Penanaman bambu di sepanjang DAS Sungai Musi sudah dilakukan sebanyak 2.000 pohon. Tujuannya, mengembalikan kondis Sungai Musi seperti dahulu. Foto: Rhett Butler/Mongabay

 

Harnojoyo, Wali Kota Palembang, pada 2018 lalu, dikutip dari Kaganga.com, menargetkan normalisasi dan restorasi 300 anak Sungai Musi yang ada di Palembang. Harnojoyo ingin mengembalikan julukan “Venesia dari Timur” karena keberadaan sungai di Palembang di masa lalu.

Strategi membangun kesadaran atau kecintaan masyarakat terhadap Sungai Musi dan anak-anaknya, dilakukan Harnojoyo yang melakukan gotong royong. Membersihkan sampah di aliran sungai.

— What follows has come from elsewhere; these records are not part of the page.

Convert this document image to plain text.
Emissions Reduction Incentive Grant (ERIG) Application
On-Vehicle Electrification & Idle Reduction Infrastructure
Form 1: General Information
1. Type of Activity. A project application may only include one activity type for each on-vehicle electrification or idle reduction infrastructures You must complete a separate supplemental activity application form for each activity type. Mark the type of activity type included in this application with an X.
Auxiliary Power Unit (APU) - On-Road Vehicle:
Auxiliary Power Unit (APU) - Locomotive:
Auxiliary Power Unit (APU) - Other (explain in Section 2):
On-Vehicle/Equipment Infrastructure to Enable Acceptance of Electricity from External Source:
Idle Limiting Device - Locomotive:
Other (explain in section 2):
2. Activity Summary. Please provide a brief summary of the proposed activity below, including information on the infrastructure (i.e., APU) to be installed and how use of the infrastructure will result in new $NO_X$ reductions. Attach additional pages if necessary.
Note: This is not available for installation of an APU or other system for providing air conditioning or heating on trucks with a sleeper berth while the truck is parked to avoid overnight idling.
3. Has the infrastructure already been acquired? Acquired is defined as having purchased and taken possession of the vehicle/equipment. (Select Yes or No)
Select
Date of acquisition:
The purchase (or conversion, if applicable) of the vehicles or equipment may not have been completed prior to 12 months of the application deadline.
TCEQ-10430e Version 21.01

Seperti yang pernah diberitakan Mongabay Indonesia, sekitar 221 anak Sungai Musi di Palembang hilang. Tahun 1930-an tercatat 316 anak Sungai Musi di Palembang, dan kini tersisa 95 sungai. Hilangnya ratusan anak Sungai Musi kemungkinan besar karena ditimbun atau menyempit akibat pengembangan infrastruktur seperti jalan dan permukiman penduduk yang sudah meninggalkan tradisi rumah panggung.